しかし、そんな思考とは裏腹に、俺はマリーの意図を完全に理解していた。千年の長きに渡る時間と比べれば、彼女と過ごしている期間は瞬きにも満たないというのに。
不意に、マリーの体が後ろに倒れた。
アリエッタが権能を行使したのではなく、自発的に仰向けに倒れんとしたのだ。
慈悲の杖の先端は、咄嗟の出来事に追従できていない。アリエッタが視線をマリーに戻し、杖を向け直すまでには数瞬を要する。

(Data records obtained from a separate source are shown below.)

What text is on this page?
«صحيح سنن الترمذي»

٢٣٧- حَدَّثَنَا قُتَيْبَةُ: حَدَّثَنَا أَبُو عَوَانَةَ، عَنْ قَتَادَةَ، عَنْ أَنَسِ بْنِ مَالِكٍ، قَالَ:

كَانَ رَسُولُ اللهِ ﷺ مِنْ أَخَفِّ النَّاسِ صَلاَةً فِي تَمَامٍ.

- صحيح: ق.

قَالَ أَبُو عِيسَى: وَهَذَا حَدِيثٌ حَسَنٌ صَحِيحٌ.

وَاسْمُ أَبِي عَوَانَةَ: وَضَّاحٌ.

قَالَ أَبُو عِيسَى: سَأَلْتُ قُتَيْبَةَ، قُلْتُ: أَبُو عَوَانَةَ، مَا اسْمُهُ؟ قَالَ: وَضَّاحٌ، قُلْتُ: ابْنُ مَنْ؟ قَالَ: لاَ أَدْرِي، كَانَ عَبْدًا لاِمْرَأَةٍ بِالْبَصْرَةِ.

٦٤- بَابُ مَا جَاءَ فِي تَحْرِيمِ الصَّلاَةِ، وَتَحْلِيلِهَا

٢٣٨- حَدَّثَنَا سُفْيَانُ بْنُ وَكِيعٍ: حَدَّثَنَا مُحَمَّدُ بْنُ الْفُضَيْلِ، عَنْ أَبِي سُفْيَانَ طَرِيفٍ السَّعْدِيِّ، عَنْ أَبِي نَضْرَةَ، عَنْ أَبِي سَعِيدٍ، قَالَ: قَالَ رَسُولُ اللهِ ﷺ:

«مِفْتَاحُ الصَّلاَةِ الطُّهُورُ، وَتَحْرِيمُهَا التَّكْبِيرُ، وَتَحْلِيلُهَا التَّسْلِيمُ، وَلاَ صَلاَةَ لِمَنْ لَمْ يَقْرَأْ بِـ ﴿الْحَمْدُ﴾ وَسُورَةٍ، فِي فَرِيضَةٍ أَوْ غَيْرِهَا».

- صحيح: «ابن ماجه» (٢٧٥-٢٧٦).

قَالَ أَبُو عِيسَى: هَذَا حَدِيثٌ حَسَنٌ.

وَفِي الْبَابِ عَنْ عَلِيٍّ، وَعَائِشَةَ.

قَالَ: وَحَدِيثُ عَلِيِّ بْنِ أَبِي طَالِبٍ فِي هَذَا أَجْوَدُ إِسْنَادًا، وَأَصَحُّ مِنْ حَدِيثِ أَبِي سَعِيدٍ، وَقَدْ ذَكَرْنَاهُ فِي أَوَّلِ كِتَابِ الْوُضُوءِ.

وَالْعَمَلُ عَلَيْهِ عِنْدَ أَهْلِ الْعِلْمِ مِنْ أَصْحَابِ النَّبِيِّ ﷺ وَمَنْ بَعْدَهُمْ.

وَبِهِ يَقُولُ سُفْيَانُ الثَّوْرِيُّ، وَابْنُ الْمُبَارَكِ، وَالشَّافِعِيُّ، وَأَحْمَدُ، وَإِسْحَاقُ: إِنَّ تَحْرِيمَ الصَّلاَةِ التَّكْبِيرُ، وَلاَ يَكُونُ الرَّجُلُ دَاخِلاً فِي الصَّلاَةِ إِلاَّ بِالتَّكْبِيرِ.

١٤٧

マリーが動くと同時に、俺は早送りによって加速していた。コマ送りのような世界で一歩を踏み出し、慈悲の杖目掛けて長剣で斬り上げる。
神が造りし遺物たる慈悲の杖は、《斬鉄》の剣技をもってしても破壊はできない。
だが、猛然と叩き込んだ俺の長剣は、慈悲の杖をあらぬ方向へ弾き飛ばすに十分な威力を持っていた。
残された加速時間を全てつぎ込み、仰向けに地面にぶつかる寸前のマリーを抱えて、水道橋の端から夜空を目掛けて跳ぶ。
魔力を使ってジャンプ力を増強したところで、ずっと飛んでいられるわけもない。すぐに落下が始まる。
中天から橋を振り返ると、忌々しげに口端を歪めるアリエッタの姿があった。その手から零れ落ちた慈悲の杖が傍らに転がっているが、彼女が拾い終える頃には俺達はもう橋の下の河川に落ちている。
恐るべき即死攻撃は間に合わない。
腕の中の少女をしっかりと抱いて落下していく俺にもう怒りはない。
こうなってしまえば、後はどのようにして生き伸びるかを考えるだけだ。
暗中を揺れる光が近付き、大きく息を吸う。
直後、水面に写り込んだ橋の像が崩れ、世界が水音に包まれた。